There's still glitter in John's wristband when he shows up at the infirmary, after, to get the cut on his arm stitched up.
*
Rodney finds his card after a malfunctioning gate flings a puddlejumper into Sam's office and smashes up most of the gate room. John's office is big and conveniently located near a transporter. Sam moves in half a dozen extra chairs and everyone takes turns showing up early to appropriate the desk so they don't have to balance their laptops on their knees. They're on the second hour of a routine senior staff meeting, having a fairly heated discussion about training rotation when John glances over at Rodney, who had gotten the desk this time around. Rodney looks bored and is rummaging through the drawer, obviously searching for food. John turns back to tell Lorne a few fun facts about burnout, and the next time he looks back, Rodney's easing the drawer shut, his face quiet and carefully blank.

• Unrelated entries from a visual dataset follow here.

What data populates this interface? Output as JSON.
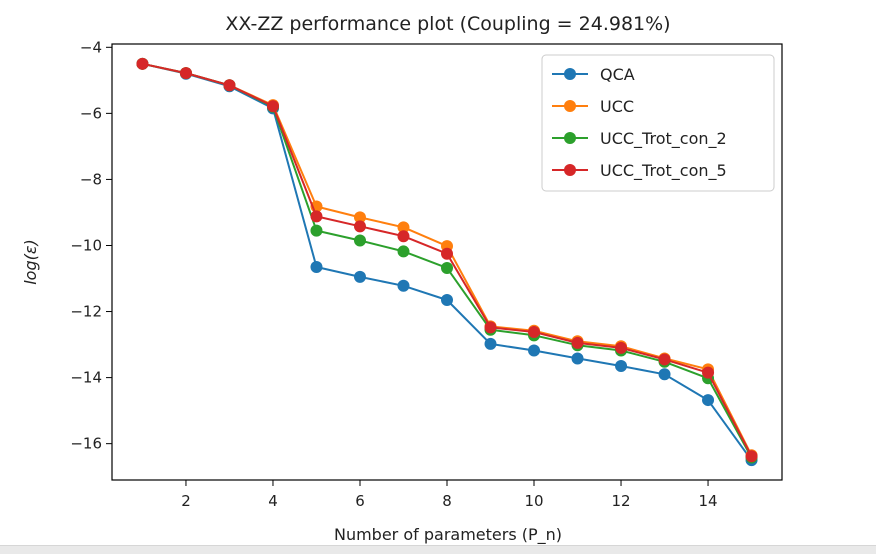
{
  "chart_data": {
    "type": "line",
    "title": "XX-ZZ performance plot (Coupling = 24.981%)",
    "xlabel": "Number of parameters (P_n)",
    "ylabel": "log(ε)",
    "xlim": [
      0.3,
      15.7
    ],
    "ylim": [
      -17.1,
      -3.9
    ],
    "xticks": [
      2,
      4,
      6,
      8,
      10,
      12,
      14
    ],
    "yticks": [
      -4,
      -6,
      -8,
      -10,
      -12,
      -14,
      -16
    ],
    "grid": false,
    "legend_position": "top-right",
    "x": [
      1,
      2,
      3,
      4,
      5,
      6,
      7,
      8,
      9,
      10,
      11,
      12,
      13,
      14,
      15
    ],
    "series": [
      {
        "name": "QCA",
        "color": "#1f77b4",
        "values": [
          -4.5,
          -4.8,
          -5.18,
          -5.85,
          -10.65,
          -10.95,
          -11.22,
          -11.65,
          -12.98,
          -13.18,
          -13.42,
          -13.65,
          -13.9,
          -14.68,
          -16.5
        ]
      },
      {
        "name": "UCC",
        "color": "#ff7f0e",
        "values": [
          -4.5,
          -4.78,
          -5.15,
          -5.75,
          -8.82,
          -9.15,
          -9.45,
          -10.02,
          -12.45,
          -12.58,
          -12.9,
          -13.05,
          -13.42,
          -13.75,
          -16.35
        ]
      },
      {
        "name": "UCC_Trot_con_2",
        "color": "#2ca02c",
        "values": [
          -4.5,
          -4.78,
          -5.15,
          -5.8,
          -9.55,
          -9.85,
          -10.18,
          -10.68,
          -12.55,
          -12.72,
          -13.02,
          -13.18,
          -13.52,
          -14.02,
          -16.42
        ]
      },
      {
        "name": "UCC_Trot_con_5",
        "color": "#d62728",
        "values": [
          -4.5,
          -4.78,
          -5.15,
          -5.78,
          -9.12,
          -9.42,
          -9.72,
          -10.25,
          -12.48,
          -12.62,
          -12.95,
          -13.1,
          -13.45,
          -13.85,
          -16.38
        ]
      }
    ]
  }
}
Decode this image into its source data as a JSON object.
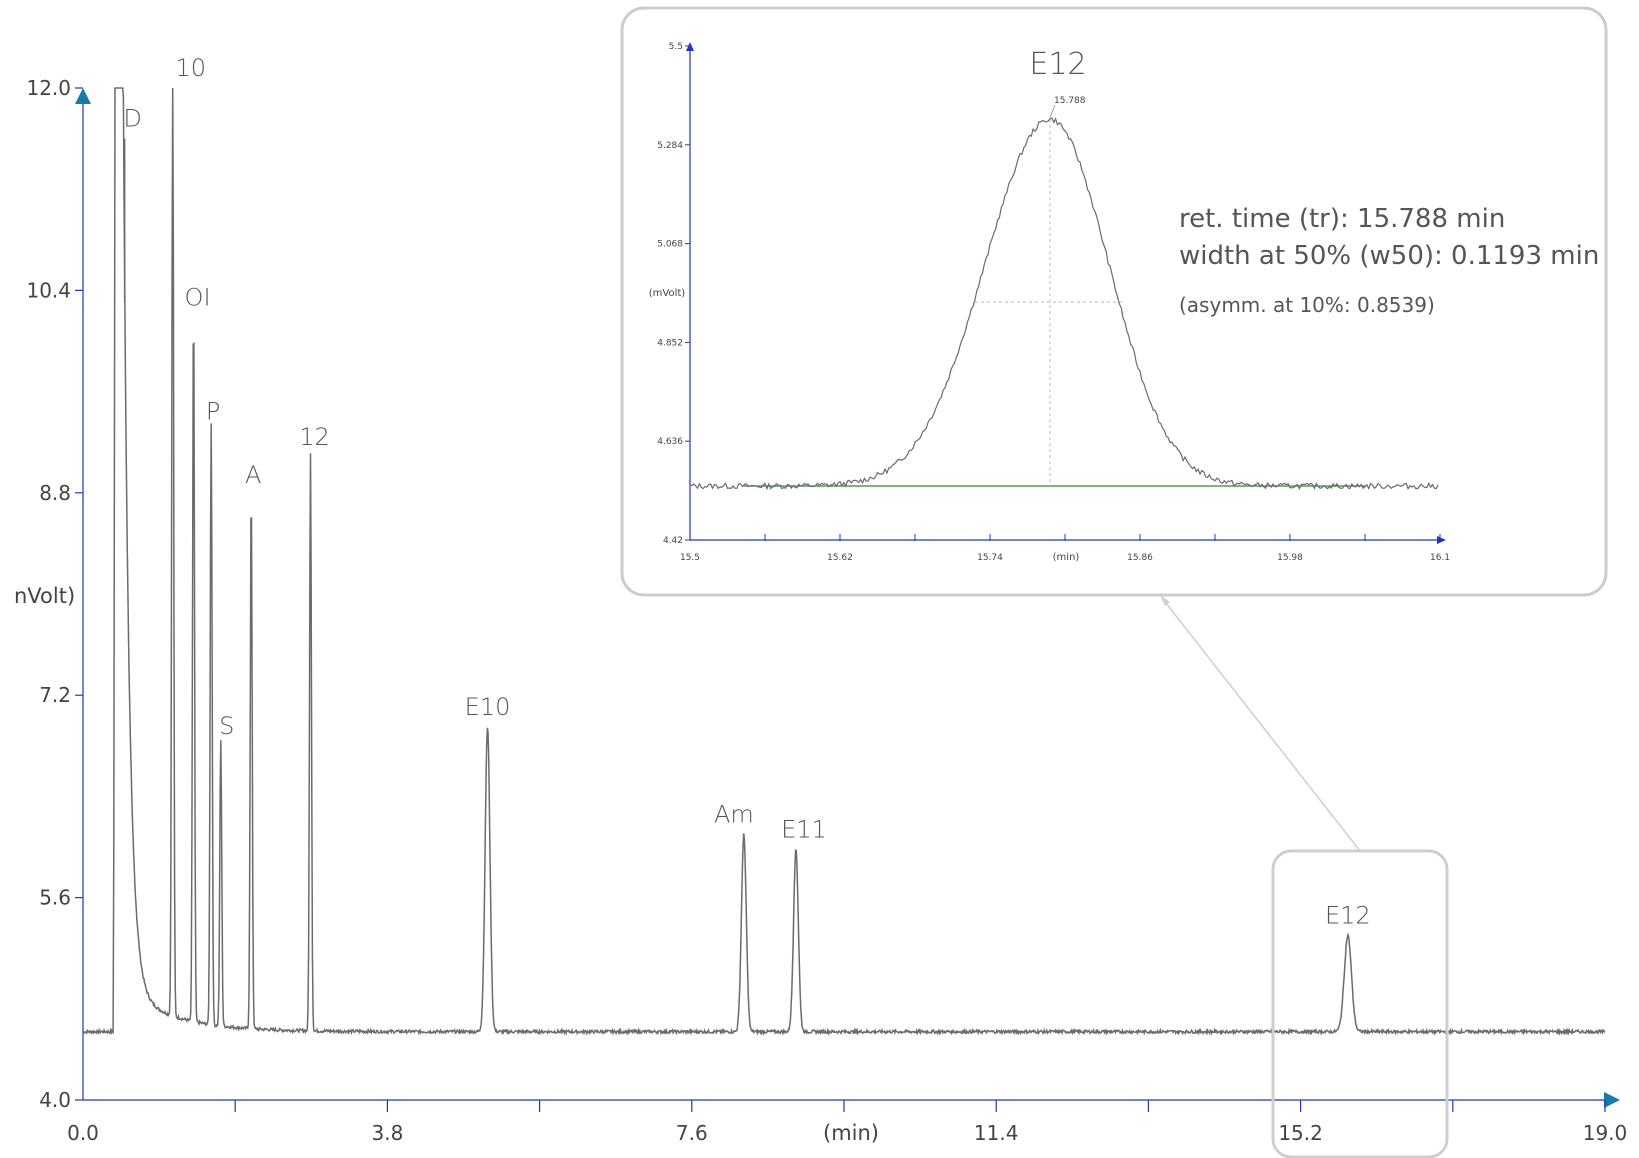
{
  "chart_data": [
    {
      "type": "line",
      "id": "main",
      "xlabel": "(min)",
      "ylabel": "nVolt)",
      "xlim": [
        0.0,
        19.0
      ],
      "ylim": [
        4.0,
        12.0
      ],
      "x_tick_labels": [
        "0.0",
        "3.8",
        "7.6",
        "11.4",
        "15.2",
        "19.0"
      ],
      "x_tick_values": [
        0.0,
        3.8,
        7.6,
        11.4,
        15.2,
        19.0
      ],
      "y_tick_labels": [
        "4.0",
        "5.6",
        "7.2",
        "8.8",
        "10.4",
        "12.0"
      ],
      "y_tick_values": [
        4.0,
        5.6,
        7.2,
        8.8,
        10.4,
        12.0
      ],
      "baseline": 4.54,
      "peaks": [
        {
          "label": "D",
          "x": 0.52,
          "y": 11.6
        },
        {
          "label": "10",
          "x": 1.12,
          "y": 12.0
        },
        {
          "label": "OI",
          "x": 1.38,
          "y": 10.2
        },
        {
          "label": "P",
          "x": 1.6,
          "y": 9.3
        },
        {
          "label": "S",
          "x": 1.72,
          "y": 6.8
        },
        {
          "label": "A",
          "x": 2.1,
          "y": 8.8
        },
        {
          "label": "12",
          "x": 2.84,
          "y": 9.1
        },
        {
          "label": "E10",
          "x": 5.05,
          "y": 6.95
        },
        {
          "label": "Am",
          "x": 8.25,
          "y": 6.1
        },
        {
          "label": "E11",
          "x": 8.9,
          "y": 5.98
        },
        {
          "label": "E12",
          "x": 15.79,
          "y": 5.3
        }
      ],
      "zoom_box_label": "E12"
    },
    {
      "type": "line",
      "id": "inset",
      "title": "E12",
      "xlabel": "(min)",
      "ylabel": "(mVolt)",
      "xlim": [
        15.5,
        16.1
      ],
      "ylim": [
        4.42,
        5.5
      ],
      "x_tick_labels": [
        "15.5",
        "15.62",
        "15.74",
        "15.86",
        "15.98",
        "16.1"
      ],
      "x_tick_values": [
        15.5,
        15.62,
        15.74,
        15.86,
        15.98,
        16.1
      ],
      "y_tick_labels": [
        "4.42",
        "4.636",
        "4.852",
        "5.068",
        "5.284",
        "5.5"
      ],
      "y_tick_values": [
        4.42,
        4.636,
        4.852,
        5.068,
        5.284,
        5.5
      ],
      "baseline": 4.538,
      "peak": {
        "x": 15.788,
        "y": 5.34,
        "label": "15.788"
      },
      "half_height_y": 4.94,
      "w50_start": 15.728,
      "w50_end": 15.847,
      "info": {
        "retention": "ret. time (tr): 15.788 min",
        "width": "width at 50% (w50): 0.1193 min",
        "asymmetry": "(asymm. at 10%: 0.8539)"
      }
    }
  ],
  "colors": {
    "axis": "#2233cc",
    "arrow": "#1a7aa8",
    "trace": "#6b6b6b",
    "baseline_fit": "#2e8b2e",
    "box": "#cccccc"
  }
}
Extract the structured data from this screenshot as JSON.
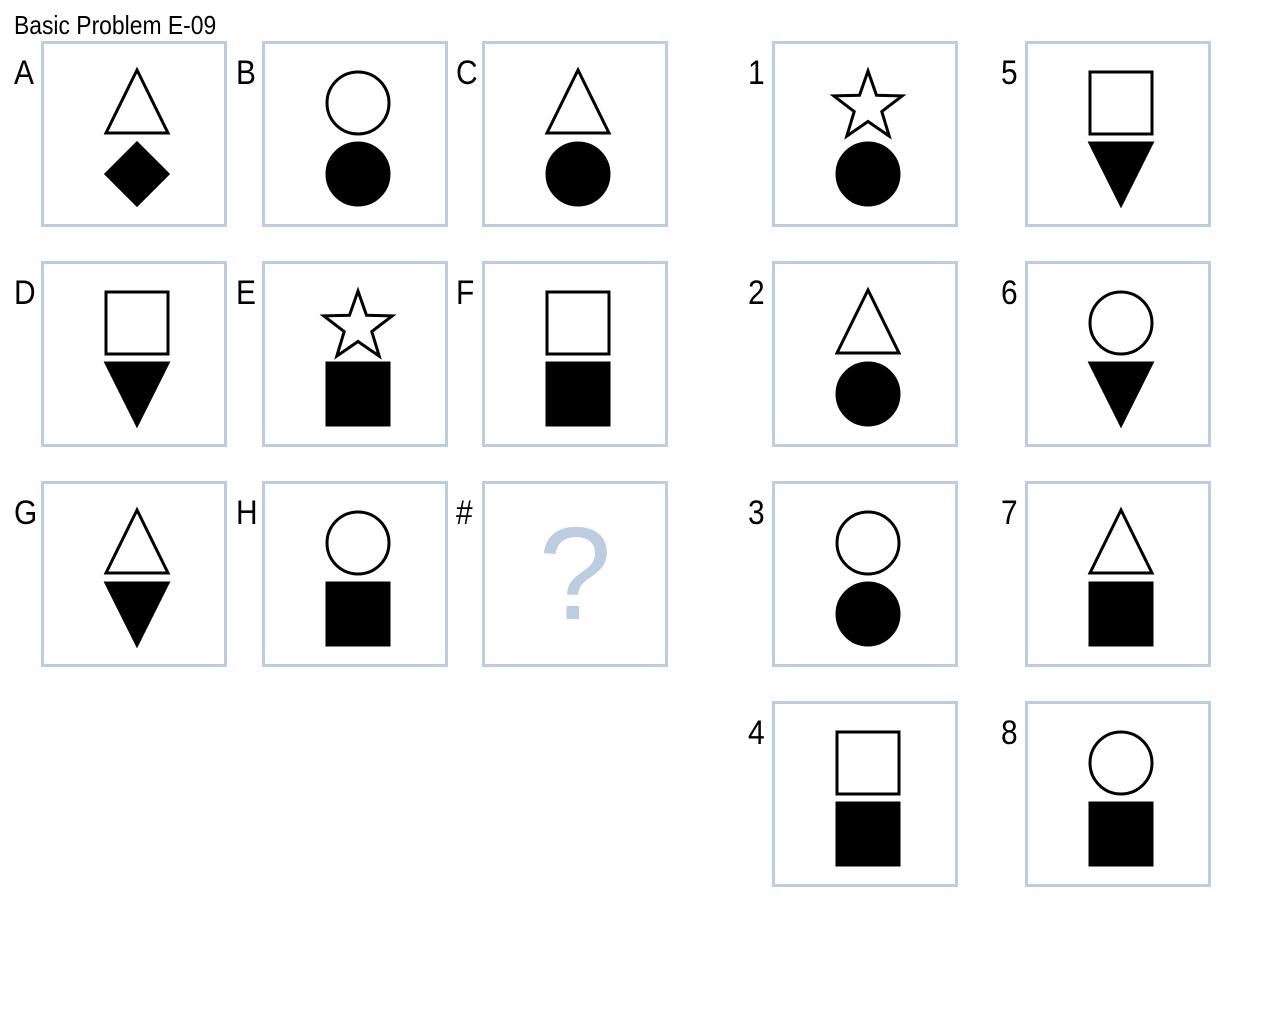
{
  "title": "Basic Problem E-09",
  "matrix": [
    {
      "label": "A",
      "top": "triangle-up-outline",
      "bottom": "diamond-filled"
    },
    {
      "label": "B",
      "top": "circle-outline",
      "bottom": "circle-filled"
    },
    {
      "label": "C",
      "top": "triangle-up-outline",
      "bottom": "circle-filled"
    },
    {
      "label": "D",
      "top": "square-outline",
      "bottom": "triangle-down-filled"
    },
    {
      "label": "E",
      "top": "star-outline",
      "bottom": "square-filled"
    },
    {
      "label": "F",
      "top": "square-outline",
      "bottom": "square-filled"
    },
    {
      "label": "G",
      "top": "triangle-up-outline",
      "bottom": "triangle-down-filled"
    },
    {
      "label": "H",
      "top": "circle-outline",
      "bottom": "square-filled"
    },
    {
      "label": "#",
      "question": "?"
    }
  ],
  "answers": [
    {
      "label": "1",
      "top": "star-outline",
      "bottom": "circle-filled"
    },
    {
      "label": "2",
      "top": "triangle-up-outline",
      "bottom": "circle-filled"
    },
    {
      "label": "3",
      "top": "circle-outline",
      "bottom": "circle-filled"
    },
    {
      "label": "4",
      "top": "square-outline",
      "bottom": "square-filled"
    },
    {
      "label": "5",
      "top": "square-outline",
      "bottom": "triangle-down-filled"
    },
    {
      "label": "6",
      "top": "circle-outline",
      "bottom": "triangle-down-filled"
    },
    {
      "label": "7",
      "top": "triangle-up-outline",
      "bottom": "square-filled"
    },
    {
      "label": "8",
      "top": "circle-outline",
      "bottom": "square-filled"
    }
  ],
  "colors": {
    "border": "#bccde1",
    "question": "#bccde1",
    "shape": "#000000"
  }
}
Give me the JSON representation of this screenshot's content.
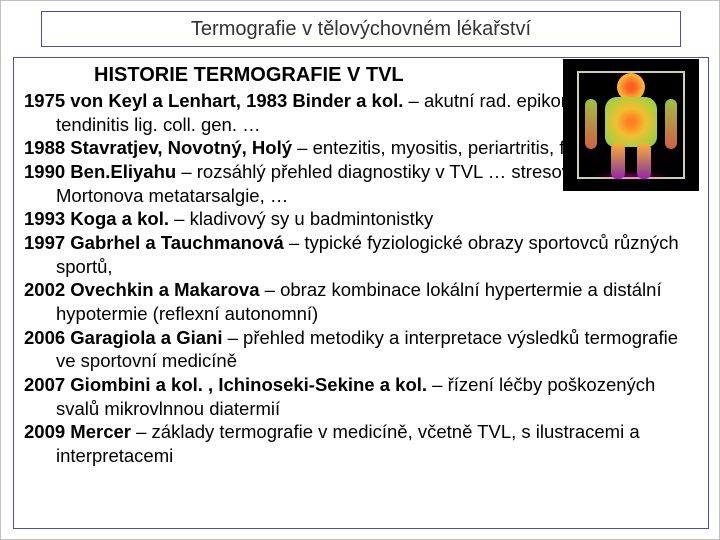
{
  "title": "Termografie v tělovýchovném lékařství",
  "subtitle": "HISTORIE TERMOGRAFIE V TVL",
  "entries": [
    {
      "year": "1975",
      "bold": "von Keyl a Lenhart, 1983 Binder a kol.",
      "rest": " – akutní rad. epikondylitis, tendinitis lig. coll. gen. …"
    },
    {
      "year": "1988",
      "bold": "Stavratjev, Novotný, Holý",
      "rest": " – entezitis, myositis, periartritis, fraktura kosti, …"
    },
    {
      "year": "1990",
      "bold": "Ben.Eliyahu",
      "rest": " – rozsáhlý přehled diagnostiky v TVL … stresová fraktura, Mortonova metatarsalgie, …"
    },
    {
      "year": "1993",
      "bold": "Koga a kol.",
      "rest": " – kladivový sy u badmintonistky"
    },
    {
      "year": "1997",
      "bold": "Gabrhel a Tauchmanová",
      "rest": " – typické fyziologické obrazy sportovců různých sportů,"
    },
    {
      "year": "2002",
      "bold": "Ovechkin a Makarova",
      "rest": " – obraz kombinace lokální hypertermie a distální hypotermie (reflexní autonomní)"
    },
    {
      "year": "2006",
      "bold": "Garagiola a Giani",
      "rest": " – přehled metodiky a interpretace výsledků termografie ve sportovní medicíně"
    },
    {
      "year": "2007",
      "bold": "Giombini a kol. , Ichinoseki-Sekine a kol.",
      "rest": " – řízení léčby poškozených svalů mikrovlnnou diatermií"
    },
    {
      "year": "2009",
      "bold": "Mercer",
      "rest": " – základy termografie v medicíně, včetně TVL, s ilustracemi a interpretacemi"
    }
  ],
  "colors": {
    "border": "#5050a0",
    "text": "#000000",
    "title_text": "#333333",
    "background": "#ffffff"
  }
}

Rodney sticks around after the meeting and, even though they have a rule about not doing it anywhere but their quarters, gives John a handjob, leaning him against the wall and kissing him just underneath his collar. John's not sure what Rodney does with the card, but it's gone when he checks later. John keeps his card in a box in the bottom of his dresser, but only because, even years later, it still gets glitter on everything it touches.